Australian Public Service: where women are more equal than men Women outnumber men overall in the public service.
Your article "Women falling back in PS roles" (  April 11, p1) is mind-boggling. Until the feminists (or the Public Service Commission) find a way for men to bear children and until they convince large numbers of women to put their careers before their families, women are likely to remain in a minority in the SES. I am amazed that so many men want those jobs, spending half their weekends at work, crawling to the Minister and sucking up to the Secretary. Perhaps women just have more sense.
The article also talks about women being disproportionately hit by recent redundancies. 
Given that most of them were voluntary, that seems to have been their choice.
Equally interesting is the point that women outnumber men overall in ongoing positions in the public service by 22,132 positions. I don't see a campaign to get the number of men overall in the public service up to equal the number of women.
Perhaps because gender equality policies and legislation is about equality only in the Orwellian sense that some people are more equal than others, and women are more equal than men.
J. J. Marr, Hawker ABA a union too You could say that the Greens/ ALP are in fact calling for an extension of the Royal Commission into corrupt union practices. For what is the Australian Banker's Association but a union?
No matter how Steven Munchenberg, dressed in his fancy suit, tries to spin the issue, the purpose of his organisation is to act collectively for the common good of its members.
If his fellow unionists engage in dodgy practices, they should be brought to book, just as any other shonky unionists should be treated.
Mike Puleston, Brunswick, NSW Thanks to Murdoch Apparently Rupert Murdoch's Newspoll has found the main political parties to be neck and neck in the race to win the 2016 election - whether it be held in   July or later.
Oh pleeease spare me!
In the last umpteen pre- election surveys, Newspoll has reported inexplicable surges in the popularity of one party or the other as ballot day approaches, and in all but the Julia Gillard fiasco of 2010 it's been well wide of the mark.

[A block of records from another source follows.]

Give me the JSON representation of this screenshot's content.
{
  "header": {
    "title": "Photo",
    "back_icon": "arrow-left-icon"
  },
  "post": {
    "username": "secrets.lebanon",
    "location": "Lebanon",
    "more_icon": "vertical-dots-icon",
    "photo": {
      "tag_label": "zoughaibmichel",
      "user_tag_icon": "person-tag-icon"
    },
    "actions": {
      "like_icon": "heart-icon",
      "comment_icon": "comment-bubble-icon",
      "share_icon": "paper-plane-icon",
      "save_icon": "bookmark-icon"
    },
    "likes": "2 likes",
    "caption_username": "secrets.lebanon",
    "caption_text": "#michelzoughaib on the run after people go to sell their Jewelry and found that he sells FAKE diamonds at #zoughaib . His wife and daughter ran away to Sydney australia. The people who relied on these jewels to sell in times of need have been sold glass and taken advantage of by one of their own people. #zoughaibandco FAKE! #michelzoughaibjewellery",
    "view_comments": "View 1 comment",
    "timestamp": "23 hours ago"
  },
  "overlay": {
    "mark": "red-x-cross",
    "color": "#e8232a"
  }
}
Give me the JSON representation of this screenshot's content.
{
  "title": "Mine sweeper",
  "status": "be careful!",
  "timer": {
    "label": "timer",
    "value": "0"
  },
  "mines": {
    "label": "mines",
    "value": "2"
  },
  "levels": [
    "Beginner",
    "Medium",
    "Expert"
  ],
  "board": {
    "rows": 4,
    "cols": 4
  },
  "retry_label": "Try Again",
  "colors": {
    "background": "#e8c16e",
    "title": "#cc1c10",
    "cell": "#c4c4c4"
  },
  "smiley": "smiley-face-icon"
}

The rival political parties must be so thankful, however, that the same Mr Murdoch has been there to help them out every time, offering access to his other business - an extensive (and soon-to-be even more extensive) media network - only too willing and able to help them advertise their socks off to win the unexpectedly close people's vote.
What was that they said about "Vote 1: Self-interest?"
John Clarke, Pearce Left, right ...
I am intrigued by how often Mikayla Novak's diatribes against government intervention are followed by a story on the BusinessDay page of the latest rip-off of customers by business. I realise, Dear Editor, that you are obliged to "balance" Richard Denniss' columns, but surely there are right-wing writers out there who can produce more nuanced and internally consistent arguments.
Kevin Rattigan, Berremangra, NSW Beating corruption Congratulations and thanks to Jack Waterford for his article, "We need a war against corrupt conduct" (Forum,   April 9, p1). It was a powerful reminder of the escalating disclosures of entrenched, systemic corruption throughout society.
Certainly, the establishment of a standing "federal commission" against corruption would keep the ball rolling.
That would be useless unless we address the "mysteriously unfinished prosecution business which has been allowed to wither".
Contrary to the standard political justification for preserving the status quo, "That will not drive corporations overseas. We need rather more directors and executives behind bars." It's a big ask but that's up to the coppers and the prosecutors and yes, the judges and juries too.
Don't hang the whistleblowers and the hackers and the journos out to dry.
Gary J. Wilson, Macgregor Climate obsession As someone who once scribbled the odd strategic document I chuckled when I read the importance Michael Thomas placed on the solemn reference to climate change in the Defence White Paper ("Why CSIRO climate cuts could threaten security", Times2,   April 8, p5).
Trust me, the authors put that in not because they really believe there is a pressing security risk from climate change, but because it is one of those things that must go in these days, tick it off and senior management is happy, never to be seriously considered again.
I would have been far more convinced had Thomas raised the genuinely important problem of the lack of strategic fuel supplies that threatens not only Defence capability, but our ability to function as a nation.
Another casualty of the obsession with climate change?
H. Ronald, Jerrabomberra, NSW Inferior buildings In the attempt to give the Australian steel industry a competitive fighting chance, our politicians could do a lot worse than actually to reintroduce and enforce severe sanctions for all private or public, residential, commercial or industrial construction projects which - in our unique regulation-free environment - continue to treat engineering standards (formerly known as "Australian Standards", or AS) with contempt, whether in design, construction or both.
We have recently had brand new bridges which have had to be rebuilt on the public purse because they were bendy, owing to the inappropriate quality of the foreign steel employed.
And brand-new residential complexes around Australia which are feeding a remarkable, globally unique contemporary Australian industry in "building rectification" because they were wholly (minus the water for the concrete) shipped in from China to a price, and not to any standard.
God forbid one should interest any politician in the scandal of increasingly condemnable Australian building standards in the past 20 years.